The 2016 Orlando nightclub shooting, the 2015 San Bernardino attack, the 2009 Fort Hood massacre and the 2013 Boston Marathon bombing, had fundamentalist Islamic ideology written all over them in bold letters. Fort Hood was infamously described as “workplace violence” even though it was inspired by Islamist hatred and Al-Qaeda’s Anwar al-Awlaki.  The Boston bomber terrorist even got a glowing cover of Rolling Stone, and transcripts of the Orlando attack purposely removed their declaration of allegiance to ISIS.

President Obama and his Democratic administration purposely used the term “violent extremism” regarding these kinds of incidents, not referencing the religious motivation that culminated in these mass shootings. The goal of not wanting to offend or link these acts of terror with Islamic ideologies has created the situation that America finds itself in today.

This logic of not wanting to offend Muslims and the Islamic religion has filtered down into law enforcement agencies at the national as well as local levels and has impeded these law enforcement agencies from confronting mass shootings as homegrown terrorism in the United States. The identity of a small number of white men involved in recent mass shootings, this out of 251 mass shootings since the beginning of the year, has been the focus of the media, rather than the organizational handicap and years of the internalization of political correctness of law enforcement agencies instituted during the Obama period.

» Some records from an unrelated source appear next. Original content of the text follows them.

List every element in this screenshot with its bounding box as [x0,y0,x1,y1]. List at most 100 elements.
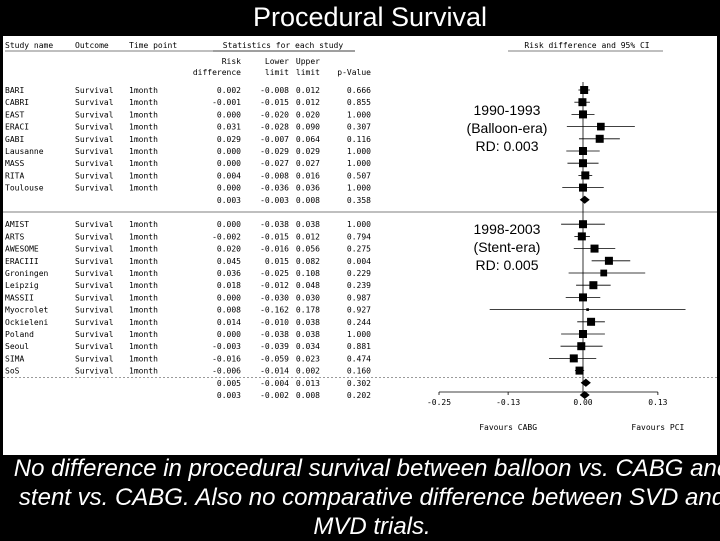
row-0-9-upper: 0.008 [296,196,320,205]
row-1-9-study: Poland [5,330,34,339]
row-1-3-rd: 0.045 [217,257,241,266]
row-0-2-study: EAST [5,110,24,119]
row-0-8-lower: -0.036 [260,184,289,193]
row-1-2-outcome: Survival [75,245,114,254]
row-0-2-rd: 0.000 [217,110,241,119]
row-1-2-study: AWESOME [5,245,39,254]
row-1-2-p: 0.275 [347,245,371,254]
row-0-7-outcome: Survival [75,171,114,180]
x-tick-label-3: 0.13 [648,398,667,407]
row-1-11-rd: -0.016 [212,354,241,363]
row-0-4-outcome: Survival [75,135,114,144]
header-statistics: Statistics for each study [223,41,344,50]
row-0-5-rd: 0.000 [217,147,241,156]
row-1-8-outcome: Survival [75,318,114,327]
row-0-1-outcome: Survival [75,98,114,107]
row-0-0-lower: -0.008 [260,86,289,95]
row-1-9-outcome: Survival [75,330,114,339]
row-1-4-lower: -0.025 [260,269,289,278]
row-1-0-upper: 0.038 [296,220,320,229]
row-1-2-rd: 0.020 [217,245,241,254]
row-0-0-upper: 0.012 [296,86,320,95]
row-1-10-upper: 0.034 [296,342,320,351]
row-1-1-point [577,232,586,241]
row-1-13-upper: 0.013 [296,379,320,388]
row-1-9-lower: -0.038 [260,330,289,339]
row-1-7-lower: -0.162 [260,306,289,315]
row-0-4-lower: -0.007 [260,135,289,144]
row-0-6-outcome: Survival [75,159,114,168]
row-1-10-p: 0.881 [347,342,371,351]
row-1-13-lower: -0.004 [260,379,289,388]
row-1-5-time: 1month [129,281,158,290]
row-0-9-rd: 0.003 [217,196,241,205]
row-1-12-p: 0.160 [347,367,371,376]
row-1-11-outcome: Survival [75,354,114,363]
row-1-3-lower: 0.015 [265,257,289,266]
row-1-6-study: MASSII [5,293,34,302]
row-1-7-rd: 0.008 [217,306,241,315]
row-1-4-rd: 0.036 [217,269,241,278]
row-1-11-upper: 0.023 [296,354,320,363]
row-0-7-study: RITA [5,171,24,180]
row-1-8-study: Ockieleni [5,318,49,327]
row-0-6-upper: 0.027 [296,159,320,168]
row-0-0-point [580,86,589,94]
row-1-12-rd: -0.006 [212,367,241,376]
row-0-4-point [595,134,604,143]
row-0-3-study: ERACI [5,123,29,132]
row-1-3-p: 0.004 [347,257,371,266]
row-1-3-outcome: Survival [75,257,114,266]
row-1-11-study: SIMA [5,354,24,363]
row-1-12-lower: -0.014 [260,367,289,376]
row-0-2-p: 1.000 [347,110,371,119]
row-1-9-upper: 0.038 [296,330,320,339]
annotation-1-line-2: RD: 0.005 [475,257,538,273]
row-1-1-p: 0.794 [347,232,371,241]
row-1-4-point [600,269,608,277]
row-0-7-p: 0.507 [347,171,371,180]
header-rd-line1: Risk [222,57,241,66]
row-0-5-time: 1month [129,147,158,156]
row-1-5-study: Leipzig [5,281,39,290]
row-1-9-time: 1month [129,330,158,339]
row-0-2-time: 1month [129,110,158,119]
row-1-2-lower: -0.016 [260,245,289,254]
forest-plot: Study name Outcome Time point Statistics fo… [3,41,717,432]
header-study-name: Study name [5,41,53,50]
row-1-2-point [590,244,599,253]
row-0-1-study: CABRI [5,98,29,107]
row-0-9-summary-diamond-core [579,195,590,204]
row-0-1-lower: -0.015 [260,98,289,107]
row-1-7-study: Myocrolet [5,306,49,315]
row-0-3-outcome: Survival [75,123,114,132]
row-0-6-lower: -0.027 [260,159,289,168]
row-1-10-time: 1month [129,342,158,351]
row-0-8-study: Toulouse [5,184,44,193]
row-1-8-time: 1month [129,318,158,327]
row-0-1-point [578,98,587,107]
row-1-0-rd: 0.000 [217,220,241,229]
row-0-5-study: Lausanne [5,147,44,156]
row-1-2-time: 1month [129,245,158,254]
row-0-9-p: 0.358 [347,196,371,205]
row-1-8-upper: 0.038 [296,318,320,327]
row-0-4-upper: 0.064 [296,135,320,144]
annotation-0-line-2: RD: 0.003 [475,138,538,154]
row-1-0-p: 1.000 [347,220,371,229]
row-1-3-study: ERACIII [5,257,39,266]
row-1-6-p: 0.987 [347,293,371,302]
row-1-4-outcome: Survival [75,269,114,278]
favours-right: Favours PCI [631,423,684,432]
row-1-1-time: 1month [129,232,158,241]
header-lower-line2: limit [265,68,289,77]
header-upper-line2: limit [296,68,320,77]
header-upper-line1: Upper [296,57,320,66]
row-0-8-outcome: Survival [75,184,114,193]
row-1-9-p: 1.000 [347,330,371,339]
row-0-5-upper: 0.029 [296,147,320,156]
row-0-6-rd: 0.000 [217,159,241,168]
row-1-10-study: Seoul [5,342,29,351]
row-1-10-point [577,342,586,351]
row-0-7-rd: 0.004 [217,171,241,180]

Allocation of resources, confronting networks of hate online and getting to these homegrown terrorists before they carry out their so called “mission” to save America were severely debilitated during the era of President Obama’s policies of not wanting to offend and not doing what is necessary to confront homegrown terror. 

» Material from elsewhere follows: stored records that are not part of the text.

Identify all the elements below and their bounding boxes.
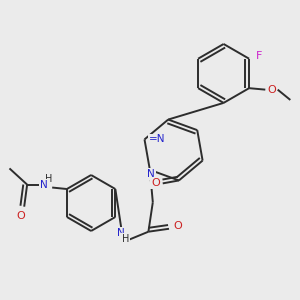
- Text: H: H: [45, 174, 52, 184]
- Text: O: O: [151, 178, 160, 188]
- Text: =N: =N: [149, 134, 165, 144]
- Text: N: N: [40, 180, 48, 190]
- Text: O: O: [173, 221, 182, 231]
- Text: O: O: [17, 211, 26, 220]
- Text: N: N: [148, 169, 155, 179]
- Text: H: H: [122, 234, 129, 244]
- Text: O: O: [267, 85, 276, 94]
- Text: F: F: [256, 51, 262, 61]
- Text: N: N: [117, 228, 124, 238]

President Trump must not treat Islamic terror and white supremacy terror as mutually exclusive threats but as one strategic challenge along the all-inclusive wide spectrum of home grown terror.

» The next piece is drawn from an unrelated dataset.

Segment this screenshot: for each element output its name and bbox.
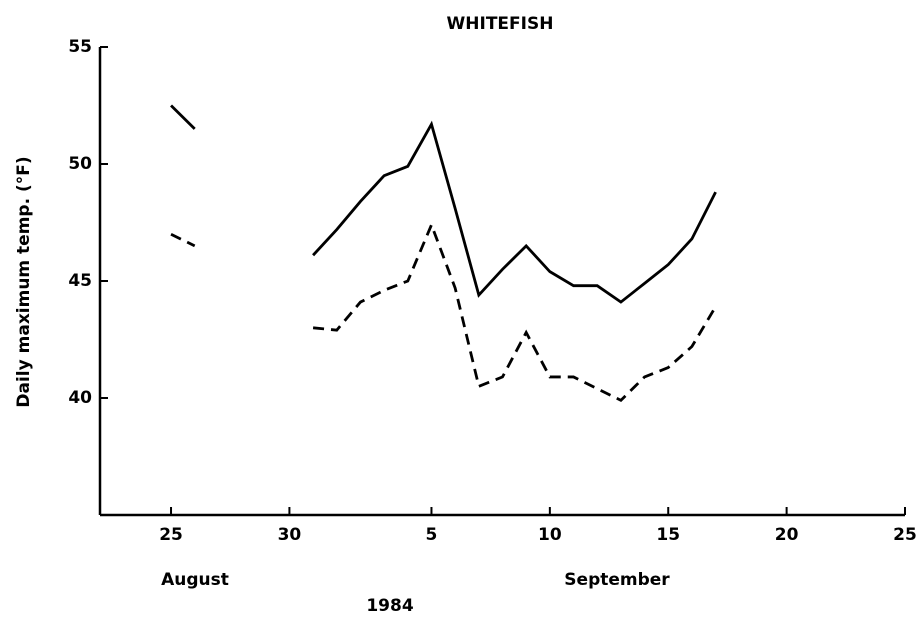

Law-enforcement agencies will be given the green light to enlist all the resources necessary to reach those that spread network and internet based hate creating motivation and inspiration for those on the threshold of wanting to go out and act to either destroy America or to "save" America.

In some of the recent terror attacks, the terrorists left manifestos on internet websites before they carried out their attacks, enabling these terrorists to have been fished out prior to executing their planned terror attacks.

Law enforcement agencies will have to un-learn much of the political correctness that has guided their preventive operational activities put in place since the Obama period.

 On Christmas Eve 2016, Professor George Ciccariello of Drexel University in Philadelphia, “was” in the words of CNN “dreaming not of a white Christmas, but of a white massacre.” What were Professor Ciccariello’s words? “All I Want for Christmas is White Genocide.”

In today’s fast paced world of digital information, the outrage delivered through digital media tends to distort and magnify one’s sense of threat, one’s sense of vulnerability. We must begin to ask the difficult question of how did we get to this place, in which hating white people is deemed acceptable and wishing them all murdered is deemed a virtue.

Terror is terror, whether it originates in the back room of a Mosque or in the back room of Dallas garage. By not making the distinction between them, American society can begin to respond effectively to the challenges of terror in America.

The writer, a 25-year veteran of the I.D.F Medical Corp., served as a field mental health officer. Prior to retiring in 2005, served as the Commander of the Central Psychiatric Military Clinic for Reserve Soldiers at Tel-Hashomer. Since retiring from active duty, he provides consultancy services to NGO’s implementing Psycho trauma and Community Resilience programs to communities in the North and South of Israel. Is a former strategic advisor on Public Diplomacy for the Office of the Chief Foreign Envoy of Judea and Samaria.